Marginal Loglinear Models for Three Multiple-Response Categorical Variables.
A lot of survey questions include a phrase like, "Choose all that apply'', which lets the respondents choose any number of options from predefined lists of items. Responses to these questions result in categorical variables that are known as multiple-response categorical variables (MRCVs). This thesis focuses on analyzing and modeling of three MRCVs. Bilder and Loughin (2007) model the associations between two MRCVs using generalized loglinear models and briefly describe a few special models to model three MRCVs. This thesis explores the potential complications faced when modeling three MRCVs. Following Bilder and Loughin (2007)’s modeling approach, there are 232 possible models representing different combinations of associations. Parameters are estimated using generalized estimating equations generated by a pseudo-likelihood and variances of the estimates are corrected using sandwich methods. Due to the large number of possible models, model comparisons based on hypothesis testing of nested models would be computationally intensive and inefficient.
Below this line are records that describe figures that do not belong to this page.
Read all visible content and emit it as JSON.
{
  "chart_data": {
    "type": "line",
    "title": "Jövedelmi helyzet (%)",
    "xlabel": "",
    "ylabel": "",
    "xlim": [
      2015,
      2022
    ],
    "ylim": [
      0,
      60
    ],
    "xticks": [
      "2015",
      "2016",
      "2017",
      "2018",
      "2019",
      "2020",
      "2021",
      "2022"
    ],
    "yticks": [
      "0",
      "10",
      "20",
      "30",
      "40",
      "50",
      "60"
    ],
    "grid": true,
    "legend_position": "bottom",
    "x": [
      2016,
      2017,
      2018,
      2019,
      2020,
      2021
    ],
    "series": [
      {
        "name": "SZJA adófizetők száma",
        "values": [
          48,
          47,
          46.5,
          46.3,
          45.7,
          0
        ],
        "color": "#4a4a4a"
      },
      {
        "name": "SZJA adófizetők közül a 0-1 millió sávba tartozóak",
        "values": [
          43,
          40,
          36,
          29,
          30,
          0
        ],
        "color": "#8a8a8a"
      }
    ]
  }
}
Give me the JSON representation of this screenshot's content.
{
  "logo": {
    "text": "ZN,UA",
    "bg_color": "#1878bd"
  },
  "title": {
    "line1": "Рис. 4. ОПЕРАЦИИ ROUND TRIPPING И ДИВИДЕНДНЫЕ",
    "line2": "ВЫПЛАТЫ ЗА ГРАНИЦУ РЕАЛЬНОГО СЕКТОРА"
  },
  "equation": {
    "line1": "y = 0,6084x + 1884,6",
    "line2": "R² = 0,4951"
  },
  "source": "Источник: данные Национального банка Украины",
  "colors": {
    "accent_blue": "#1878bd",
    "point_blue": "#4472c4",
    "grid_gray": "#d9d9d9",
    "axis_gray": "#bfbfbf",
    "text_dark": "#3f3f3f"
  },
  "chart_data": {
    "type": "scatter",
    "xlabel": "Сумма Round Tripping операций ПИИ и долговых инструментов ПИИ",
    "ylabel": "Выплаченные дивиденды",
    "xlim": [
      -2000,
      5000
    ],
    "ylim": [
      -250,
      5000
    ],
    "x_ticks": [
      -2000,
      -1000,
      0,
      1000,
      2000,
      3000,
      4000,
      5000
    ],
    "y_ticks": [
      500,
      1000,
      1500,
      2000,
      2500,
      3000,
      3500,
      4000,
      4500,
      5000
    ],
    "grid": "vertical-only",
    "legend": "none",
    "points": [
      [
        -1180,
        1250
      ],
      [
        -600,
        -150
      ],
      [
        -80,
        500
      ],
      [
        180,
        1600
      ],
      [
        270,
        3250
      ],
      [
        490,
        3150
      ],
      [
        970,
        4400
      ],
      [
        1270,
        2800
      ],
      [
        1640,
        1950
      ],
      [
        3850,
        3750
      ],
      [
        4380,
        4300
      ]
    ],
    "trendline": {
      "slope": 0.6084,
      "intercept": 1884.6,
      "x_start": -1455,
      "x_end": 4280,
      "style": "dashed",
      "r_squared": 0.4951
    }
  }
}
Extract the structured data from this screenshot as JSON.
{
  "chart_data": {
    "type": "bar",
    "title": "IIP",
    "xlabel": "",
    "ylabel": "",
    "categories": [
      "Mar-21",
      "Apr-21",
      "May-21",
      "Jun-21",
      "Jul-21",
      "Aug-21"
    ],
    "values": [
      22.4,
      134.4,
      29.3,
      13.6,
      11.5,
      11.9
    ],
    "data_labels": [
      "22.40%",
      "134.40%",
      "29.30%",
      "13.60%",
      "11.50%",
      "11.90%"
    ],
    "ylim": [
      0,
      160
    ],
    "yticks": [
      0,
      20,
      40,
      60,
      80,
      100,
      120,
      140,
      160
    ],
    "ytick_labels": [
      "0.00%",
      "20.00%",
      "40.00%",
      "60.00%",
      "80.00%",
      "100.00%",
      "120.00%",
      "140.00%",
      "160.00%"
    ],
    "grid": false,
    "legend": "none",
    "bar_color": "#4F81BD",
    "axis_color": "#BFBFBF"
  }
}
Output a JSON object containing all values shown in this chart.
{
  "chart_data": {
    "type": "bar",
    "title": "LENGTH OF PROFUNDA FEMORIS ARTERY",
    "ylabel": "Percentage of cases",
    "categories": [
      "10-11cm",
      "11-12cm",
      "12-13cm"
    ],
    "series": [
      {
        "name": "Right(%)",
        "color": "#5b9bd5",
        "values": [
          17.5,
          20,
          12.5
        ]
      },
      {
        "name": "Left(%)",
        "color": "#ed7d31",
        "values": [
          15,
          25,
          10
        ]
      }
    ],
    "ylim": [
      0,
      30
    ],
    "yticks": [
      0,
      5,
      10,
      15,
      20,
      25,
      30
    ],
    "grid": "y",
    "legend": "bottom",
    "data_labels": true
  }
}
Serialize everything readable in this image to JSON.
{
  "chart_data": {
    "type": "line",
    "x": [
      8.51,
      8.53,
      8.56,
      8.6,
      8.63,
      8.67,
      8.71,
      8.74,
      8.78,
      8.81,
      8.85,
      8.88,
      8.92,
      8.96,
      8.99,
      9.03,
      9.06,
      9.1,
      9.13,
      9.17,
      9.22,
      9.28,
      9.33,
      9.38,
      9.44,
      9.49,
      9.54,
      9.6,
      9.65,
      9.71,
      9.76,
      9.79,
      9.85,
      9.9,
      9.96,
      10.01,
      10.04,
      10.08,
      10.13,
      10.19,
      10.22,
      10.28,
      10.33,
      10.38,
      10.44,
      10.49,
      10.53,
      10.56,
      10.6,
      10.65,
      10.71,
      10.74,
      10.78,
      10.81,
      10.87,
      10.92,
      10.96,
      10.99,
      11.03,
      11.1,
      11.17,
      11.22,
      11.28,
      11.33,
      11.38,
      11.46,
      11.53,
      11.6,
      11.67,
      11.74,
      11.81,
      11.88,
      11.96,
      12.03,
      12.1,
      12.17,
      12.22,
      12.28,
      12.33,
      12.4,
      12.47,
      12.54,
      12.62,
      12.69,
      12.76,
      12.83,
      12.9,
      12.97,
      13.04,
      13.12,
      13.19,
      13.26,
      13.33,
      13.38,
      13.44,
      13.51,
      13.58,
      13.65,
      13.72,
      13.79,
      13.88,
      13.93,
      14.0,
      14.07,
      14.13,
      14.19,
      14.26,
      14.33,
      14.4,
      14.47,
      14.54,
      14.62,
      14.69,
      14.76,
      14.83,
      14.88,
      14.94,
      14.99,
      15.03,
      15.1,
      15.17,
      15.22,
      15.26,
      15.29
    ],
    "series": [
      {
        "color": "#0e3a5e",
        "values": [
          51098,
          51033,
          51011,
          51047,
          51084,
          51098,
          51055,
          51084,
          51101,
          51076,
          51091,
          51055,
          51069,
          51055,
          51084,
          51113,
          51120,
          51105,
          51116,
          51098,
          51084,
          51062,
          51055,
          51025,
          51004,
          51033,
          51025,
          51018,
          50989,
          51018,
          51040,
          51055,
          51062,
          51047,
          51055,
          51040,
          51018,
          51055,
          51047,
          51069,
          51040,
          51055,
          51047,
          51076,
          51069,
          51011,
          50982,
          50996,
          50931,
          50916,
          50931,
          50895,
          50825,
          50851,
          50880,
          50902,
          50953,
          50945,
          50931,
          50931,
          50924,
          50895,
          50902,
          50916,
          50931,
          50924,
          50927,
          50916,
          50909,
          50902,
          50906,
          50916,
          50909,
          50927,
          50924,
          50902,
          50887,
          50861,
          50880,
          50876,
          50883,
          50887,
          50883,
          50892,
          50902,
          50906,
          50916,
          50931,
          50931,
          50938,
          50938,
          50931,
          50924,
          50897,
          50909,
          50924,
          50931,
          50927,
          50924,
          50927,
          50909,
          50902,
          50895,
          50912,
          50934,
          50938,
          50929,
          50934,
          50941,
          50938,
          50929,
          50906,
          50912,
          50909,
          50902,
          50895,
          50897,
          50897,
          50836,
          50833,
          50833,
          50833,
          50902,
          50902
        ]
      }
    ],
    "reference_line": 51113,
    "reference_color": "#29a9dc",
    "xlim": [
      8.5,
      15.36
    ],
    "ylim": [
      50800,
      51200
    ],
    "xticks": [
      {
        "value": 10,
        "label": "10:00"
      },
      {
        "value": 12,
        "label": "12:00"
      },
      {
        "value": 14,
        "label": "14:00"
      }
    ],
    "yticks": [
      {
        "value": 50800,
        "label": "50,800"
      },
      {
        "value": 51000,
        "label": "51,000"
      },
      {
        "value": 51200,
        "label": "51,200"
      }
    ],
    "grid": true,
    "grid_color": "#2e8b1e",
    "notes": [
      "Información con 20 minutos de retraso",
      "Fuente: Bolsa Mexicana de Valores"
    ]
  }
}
As an alternative, model averaging is proposed as a model comparison tool which can be also used to account for model selection uncertainty. Further it is noticed that the calculations required for computing the variance of the estimates can exceed 32-bit machine capacity even for a moderately large number of items. This issue is rectified by reducing the dimension of the calculation and using sparse matrices.
Keywords: multiple-response categorical variables; loglinear models; pseudo-likelihood; model averaging.